As Congolese government troops and UN peacekeepers engage in fierce fighting with rebel forces in the east of the Democratic Republic of Congo, BBC World affairs correspondent Mark Doyle assesses why it is such a volatile region.
Eastern DR Congo was once memorably described by the journalist Kate Thomas.
The place "looks like heaven", she wrote, "but it feels like hell".
She was right. There are towering volcanoes, rushing rivers and sparkling lakes. Heaven indeed.
And there are, above all, the hills - the green, rolling and fertile hills that stretch from the current conflict zone, right across the border into neighbouring Rwanda, which is itself called the "Land of a Thousand Hills".
That should be a clue as to why eastern DR Congo is also hell.
The geopolitics of central Africa have tied the heart of eastern DR Congo, the provinces of North and South Kivu, whether they like it or not, to Rwanda.
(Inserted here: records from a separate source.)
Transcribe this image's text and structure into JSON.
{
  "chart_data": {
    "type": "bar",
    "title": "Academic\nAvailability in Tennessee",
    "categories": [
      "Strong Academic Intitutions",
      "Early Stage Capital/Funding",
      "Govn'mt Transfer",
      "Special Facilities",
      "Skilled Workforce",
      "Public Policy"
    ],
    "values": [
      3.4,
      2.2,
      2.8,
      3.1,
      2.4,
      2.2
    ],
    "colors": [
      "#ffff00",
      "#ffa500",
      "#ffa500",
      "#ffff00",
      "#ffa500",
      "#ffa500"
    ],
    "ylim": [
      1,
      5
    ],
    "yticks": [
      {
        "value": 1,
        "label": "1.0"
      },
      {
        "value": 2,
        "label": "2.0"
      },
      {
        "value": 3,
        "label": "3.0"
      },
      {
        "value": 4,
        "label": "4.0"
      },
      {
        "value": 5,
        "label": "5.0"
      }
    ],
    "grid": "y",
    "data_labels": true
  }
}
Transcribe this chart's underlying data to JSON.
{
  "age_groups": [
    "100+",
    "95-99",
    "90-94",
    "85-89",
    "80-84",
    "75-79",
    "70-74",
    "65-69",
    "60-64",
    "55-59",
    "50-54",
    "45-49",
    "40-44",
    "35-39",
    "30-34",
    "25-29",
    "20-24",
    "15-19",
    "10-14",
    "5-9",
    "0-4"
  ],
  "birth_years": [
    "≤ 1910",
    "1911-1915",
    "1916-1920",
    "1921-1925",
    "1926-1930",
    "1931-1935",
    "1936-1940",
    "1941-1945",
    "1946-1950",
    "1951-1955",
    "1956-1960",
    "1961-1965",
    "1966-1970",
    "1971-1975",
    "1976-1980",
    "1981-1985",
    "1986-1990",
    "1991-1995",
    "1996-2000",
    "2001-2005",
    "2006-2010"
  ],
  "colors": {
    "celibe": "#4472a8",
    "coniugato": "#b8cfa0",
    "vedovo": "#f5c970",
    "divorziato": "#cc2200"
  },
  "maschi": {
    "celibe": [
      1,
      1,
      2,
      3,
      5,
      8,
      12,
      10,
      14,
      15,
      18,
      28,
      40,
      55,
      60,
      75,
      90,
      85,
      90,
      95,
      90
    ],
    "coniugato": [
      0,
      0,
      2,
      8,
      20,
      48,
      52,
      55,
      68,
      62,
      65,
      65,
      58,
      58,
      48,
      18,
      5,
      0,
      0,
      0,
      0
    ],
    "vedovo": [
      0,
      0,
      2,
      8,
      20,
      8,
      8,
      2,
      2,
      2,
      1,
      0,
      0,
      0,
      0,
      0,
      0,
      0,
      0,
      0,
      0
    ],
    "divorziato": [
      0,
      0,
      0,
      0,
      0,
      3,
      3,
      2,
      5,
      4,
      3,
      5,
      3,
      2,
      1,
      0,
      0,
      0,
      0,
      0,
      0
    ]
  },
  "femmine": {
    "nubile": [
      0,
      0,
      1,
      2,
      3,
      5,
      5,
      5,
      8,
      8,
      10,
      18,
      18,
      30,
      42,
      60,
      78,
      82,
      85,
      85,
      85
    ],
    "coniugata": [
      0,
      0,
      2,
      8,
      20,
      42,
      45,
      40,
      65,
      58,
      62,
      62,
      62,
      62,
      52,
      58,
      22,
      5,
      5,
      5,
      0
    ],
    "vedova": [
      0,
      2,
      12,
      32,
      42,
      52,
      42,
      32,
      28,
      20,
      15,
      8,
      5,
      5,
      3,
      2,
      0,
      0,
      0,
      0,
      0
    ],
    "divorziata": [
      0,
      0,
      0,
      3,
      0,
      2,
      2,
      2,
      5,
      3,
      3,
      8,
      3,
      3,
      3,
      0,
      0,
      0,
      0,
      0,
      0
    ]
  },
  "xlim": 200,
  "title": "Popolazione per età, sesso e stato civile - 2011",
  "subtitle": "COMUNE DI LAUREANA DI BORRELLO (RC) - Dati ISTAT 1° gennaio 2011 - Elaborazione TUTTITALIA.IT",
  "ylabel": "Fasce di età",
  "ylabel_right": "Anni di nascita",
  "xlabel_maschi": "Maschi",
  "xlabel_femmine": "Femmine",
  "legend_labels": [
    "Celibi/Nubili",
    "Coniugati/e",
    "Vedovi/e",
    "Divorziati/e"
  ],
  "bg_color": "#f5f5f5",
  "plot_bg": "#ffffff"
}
After the genocide of Rwandan ethnic Tutsis, in 1994, the killers - the Rwandan army and a large proportion of the entire population of ethnic Hutus - were militarily defeated and chased into DR Congo.
Some of them remain in eastern DR Congo as a militia force which, according to Rwanda's now dominant Tutsi rulers, could threaten genocide again.
But in the intervening years another force also emerged in eastern DR Congo, this time a Congolese Tutsi force, led by a self-declared general, who said he was protecting Congolese Tutsis from the Rwandan Hutu militia.